New Category III codes

New Category III codes

Ask the Coding Experts, by Doug Morrow, O.D., Harvey Richman, O.D., and Rebecca Wartman, O.D.

One of the hottest discussions in therapeutic eye care is dry eye. This has fostered increased use of over-the-counter and prescription medications for the management of the condition. There also has been a growth in the evaluation mechanisms for this condition. Recently, higher-level technology has been developed to further quantify the mechanism and severity of dry eye in patients.

To meet certain evolving technology, the American Medical Association's Current Procedural Terminology (CPT®) team created a Category III code. A Category III code is usually not reimbursable by third-party payers, but the filing of the charges allows the CPT editorial panel to gauge the frequency of use, which will give the editorial panel necessary information to base their decision to move the code to Category I status. Therefore, it's important to bill the patient and submit to the insurance carrier. This is one example of when an Advanced Beneficiary Notification could be used.

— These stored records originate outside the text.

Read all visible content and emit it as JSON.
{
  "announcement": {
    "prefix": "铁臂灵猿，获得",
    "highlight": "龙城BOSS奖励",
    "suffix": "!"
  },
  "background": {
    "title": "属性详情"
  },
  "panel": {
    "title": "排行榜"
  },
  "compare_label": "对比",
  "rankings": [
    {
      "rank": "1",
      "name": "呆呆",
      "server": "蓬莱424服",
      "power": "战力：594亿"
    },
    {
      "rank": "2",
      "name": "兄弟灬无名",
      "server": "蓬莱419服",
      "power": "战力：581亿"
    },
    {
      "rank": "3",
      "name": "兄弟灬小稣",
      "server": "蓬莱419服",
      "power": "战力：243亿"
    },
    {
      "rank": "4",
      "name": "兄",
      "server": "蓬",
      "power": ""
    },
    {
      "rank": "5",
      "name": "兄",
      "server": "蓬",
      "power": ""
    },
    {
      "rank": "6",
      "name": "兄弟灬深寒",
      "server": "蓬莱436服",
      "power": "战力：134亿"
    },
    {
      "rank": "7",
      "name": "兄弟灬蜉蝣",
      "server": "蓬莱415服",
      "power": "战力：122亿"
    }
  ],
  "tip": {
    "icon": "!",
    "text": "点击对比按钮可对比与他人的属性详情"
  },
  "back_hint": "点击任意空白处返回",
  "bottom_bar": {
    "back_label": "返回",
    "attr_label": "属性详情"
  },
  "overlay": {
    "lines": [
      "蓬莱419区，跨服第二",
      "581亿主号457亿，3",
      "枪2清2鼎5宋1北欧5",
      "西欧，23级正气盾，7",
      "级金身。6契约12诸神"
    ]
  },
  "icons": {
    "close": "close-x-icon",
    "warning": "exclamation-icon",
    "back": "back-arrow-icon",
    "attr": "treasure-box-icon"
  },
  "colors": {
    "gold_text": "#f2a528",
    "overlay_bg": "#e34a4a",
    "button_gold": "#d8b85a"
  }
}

CPT Category III code 0330T was created in 2014 to report digital interferometry, an eye tear film-imaging method used to assess the lipid layer of the tear film of the eye in order to measure the thickness of the layer. The thickness of the lipid layer is important because, if it is compromised or inadequate, the production of tears may be affected, resulting in what is commonly known as dry eye (e.g., evaporative dry eye or lipid-deficient dry eye). The lipid layer is responsible for minimizing evaporation of the inner layers of the tear film, therefore keeping eyes lubricated and clear of debris.

Category III code 0330T is reported when tear film imaging is performed unilaterally or bilaterally, and requires interpretation and report as part of the services provided. Digital interferometry includes interferogram color assessment of the tear film. This color assessment is performed using a camera to distribute illuminating light across the cornea while blinking. The findings, captured as a video image, are later converted into a numerical value the physician uses to determine if the patient has a lipid deficiency.

As technology for diagnosis and treatment of ocular disease becomes more advanced, we should continue to see new codes being brought to CPT. Just this past year we saw this code as well as 24-hour intraocular pressure monitoring and pupillometry assessment options. Look for more on these codes in the future.